Take a look at this:
Someone should tell these malcontents that the one thing the Liberals absolutely cannot afford is a divisive, faction-ridden convention in January. Either the third-place party unites, or it dies.
The malcontents, Ibbitson refers to, are those who dare to question the prudence of certain reforms being proposed by the National Board. And the unity he demands, is for the purpose of supporting these reforms.
This is a classic example of the shock doctrine in action. Take a group of people who have been traumatized, like the members of the Liberal Party, and use them as blank slate on which some elite know-it-all can write his preferred policies. Add the spectre of imminent death and the hope is the grassroots of the Liberal Party will embrace these proposals the way lemmings embrace a cliff.
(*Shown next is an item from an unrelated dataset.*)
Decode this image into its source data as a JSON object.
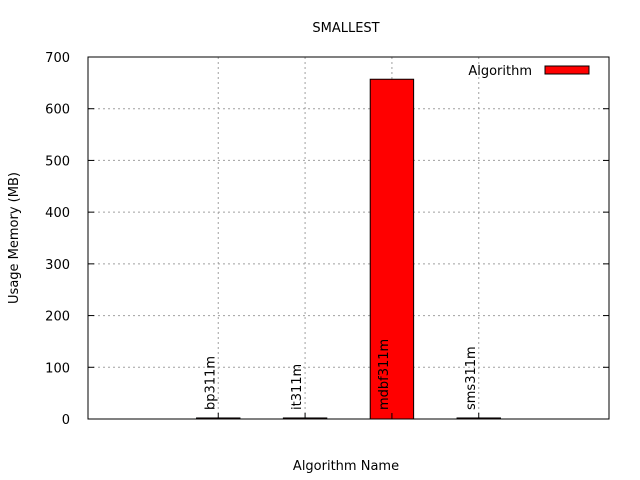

Ibbitson takes particular exception to anonymous LIberal MPs who doubt the usefulness of open nominations at the riding level. May I suggest that he take a quick glance South of the border to see what this type of process has wrought over the past 20 years. Thanks to open nominations and the Club for Growth, the moderate wing of Republican Party no longer exists. And the ongoing failure of American politicians to address the debt crisis is directly related to the manipulation of an open nominating process by special interests.
I'm not saying Liberals shouldn't adopt open nominations, maybe they should. But to label anyone who raises concerns as malcontents, divisive and promoting factionalism is as brazen as it is intellectually dishonest, which is to say very.
Many of these proposals have a rather specious quality to them and lose their lustre on closer inspection. Not to mention that they haven't even been finalized yet.
So I'm afraid John Ibbitson will just have to learn to tolerate a little dissent as Liberals work out the details of his pet project for themselves.
2 comments:
I would take John Ibbitson with a grain of salt. This is the same columnist who was ga ga giddy for Harper to release "wild Steve" and do his worst shortly after the last election. He had written other columns related to that. Clearly, it is not within Ibbitson, or those like him, for the Liberals or the NDP to succeed. They would like to see Harper in power indefinitely.
I take him with many grains of salt and he's still unpalatable.